怠惰な日々

 *blogではありません。日記です。

ソエジマ・ナイト(第2夜)牧野貴 × 大友良英

上野ストアハウスというところでソエジマナイト。とりあえず上野で吉野家へ。上野駅前の吉野家というとどことなく哀愁があるような気がする。店内のテレビを見るともなく見て、客がのっそり入ってきて、そしていつのまにか消える。中島みゆきの「狼になりたい」で描かれたのとは少し違う、僕の好きな日常の一場面だ。
とことこと歩いて上野ストアハウスへ。上野といえば上野公園方面しか行ったことがないので結構新鮮。このあたりも独特の空気感があり、僕の好きな雰囲気がある。東京はあちこちに行ったようでもまだまだ知らない場所がたくさんある。
上野ストアハウスは意外にもビルの地下にあって小奇麗なところ。吉野家で浸り過ぎた僕は後ろのほうの席に着き、トイレに立ったところで牧野さんにばったり。スケジュールを見て気になっていたオーストラリアの件を話したが、本番前に長話はいけないとわかってるのにこの始末。自制心が足りない。
今日は副島輝人による「北走譚」を牧野貴が解体再構築し大友良英が音楽演奏するという催しで、僕自身はその北走譚を知らないこともあってどのようなものになるのかよくわからなかった。ただ牧野さんのステートメントでおぼろげに想像できたことは、これはただの再編集ではなく牧野貴の作品であってその素材に北走譚が指定されているということ。実際にその通りだった。
原典を知っていたらどのように感じたのかわからないが、牧野ファンとして見るならばこれは徹頭徹尾牧野貴の感覚で編まれたものであり、そこに副島輝人というオリジナルは存在しない。ように見えつつ、しかし牧野貴がこうした作品を作ることが副島輝人の遺志であったという解説を聞くと、大きな意味ではそれは副島輝人の作品でもあるのだろう。その点はまさに追悼の夜としてふさわしいものだとも思う。もっとも、僕は牧野さんの新作が見れてさらに大友さんの演奏まで聞けるのだから、そういった背景を抜きにして楽しい夜なのだけれども。

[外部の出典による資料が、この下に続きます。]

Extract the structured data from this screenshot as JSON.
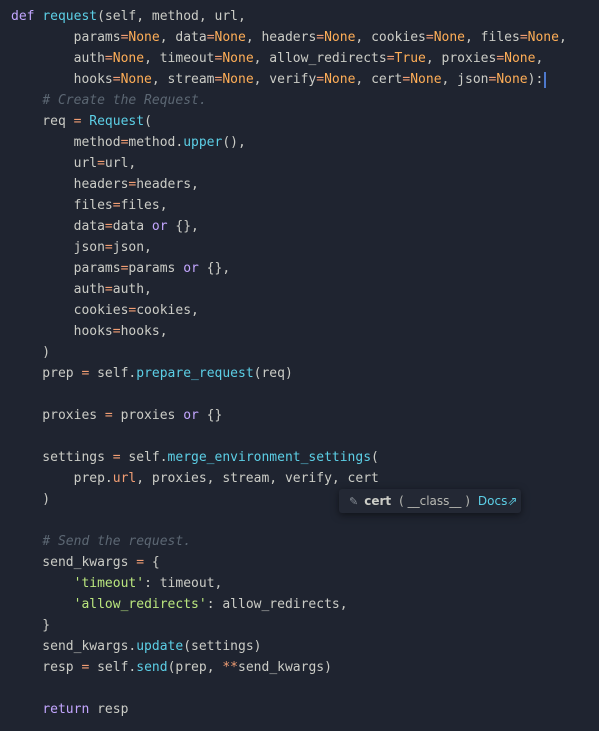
{
  "colors": {
    "background": "#1f2430",
    "text": "#cbccc6",
    "keyword": "#c3a6ff",
    "function": "#5ccfe6",
    "none_constant": "#ffae57",
    "operator": "#f29e74",
    "comment": "#5c6773",
    "string": "#bae67e",
    "cursor": "#4d78cc"
  },
  "code_lines": [
    "def request(self, method, url,",
    "        params=None, data=None, headers=None, cookies=None, files=None,",
    "        auth=None, timeout=None, allow_redirects=True, proxies=None,",
    "        hooks=None, stream=None, verify=None, cert=None, json=None):",
    "    # Create the Request.",
    "    req = Request(",
    "        method=method.upper(),",
    "        url=url,",
    "        headers=headers,",
    "        files=files,",
    "        data=data or {},",
    "        json=json,",
    "        params=params or {},",
    "        auth=auth,",
    "        cookies=cookies,",
    "        hooks=hooks,",
    "    )",
    "    prep = self.prepare_request(req)",
    "",
    "    proxies = proxies or {}",
    "",
    "    settings = self.merge_environment_settings(",
    "        prep.url, proxies, stream, verify, cert",
    "    )",
    "",
    "    # Send the request.",
    "    send_kwargs = {",
    "        'timeout': timeout,",
    "        'allow_redirects': allow_redirects,",
    "    }",
    "    send_kwargs.update(settings)",
    "    resp = self.send(prep, **send_kwargs)",
    "",
    "    return resp"
  ],
  "tooltip": {
    "icon": "variable-icon",
    "name": "cert",
    "type": "( __class__ )",
    "docs_label": "Docs",
    "docs_arrow": "⇗"
  }
}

最近の牧野さんの作品上映では通例だが、これも3Dで鑑賞できるようになっており、時折3Dで時折2Dで見た。ところどころは2Dのほうがいいと思える箇所もあるし、このあたりは臨機応変。案内のイラストは葉山さんが担当しており、これがまたセンス良くて面白かった。
大友さんの演奏は爆音注意とのことだったが、満員の客席のおかげか僕の耳も大丈夫。たしか客一人あたりで1ワットの違いに相当するとか聞いたことがあるから、少し衝撃が緩和されたのかも。

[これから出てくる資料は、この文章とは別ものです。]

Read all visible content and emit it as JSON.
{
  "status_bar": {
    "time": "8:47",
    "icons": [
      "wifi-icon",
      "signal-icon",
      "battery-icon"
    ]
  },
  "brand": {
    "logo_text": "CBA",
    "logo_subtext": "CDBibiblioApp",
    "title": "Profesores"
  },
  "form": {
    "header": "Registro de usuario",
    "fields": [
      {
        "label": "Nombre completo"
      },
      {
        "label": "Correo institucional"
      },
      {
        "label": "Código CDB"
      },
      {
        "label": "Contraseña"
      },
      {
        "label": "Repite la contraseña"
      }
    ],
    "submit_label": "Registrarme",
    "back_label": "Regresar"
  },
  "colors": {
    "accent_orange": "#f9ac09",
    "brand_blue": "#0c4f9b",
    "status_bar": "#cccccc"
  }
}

演奏はもちろん演奏としてのみ聞いても面白いもので、これも高柳昌行さんの遺したカセットテープに高柳さんの遺品のギターで演奏するという趣向だった。
終演後二人のトークがあり、大友さんの場慣れした取り回しが印象的で、個人的にはそういう場慣れ感はあまり好きではないけど大友さんくらい話す機会が多いとそうなるんだろうな。
最後に質疑応答して終わり。いいイベントでした。
海外でも上映することになりそうだけど、今日の大友さんの演奏も良かったので記録してパッケージにしてもいいんじゃないかとは思った。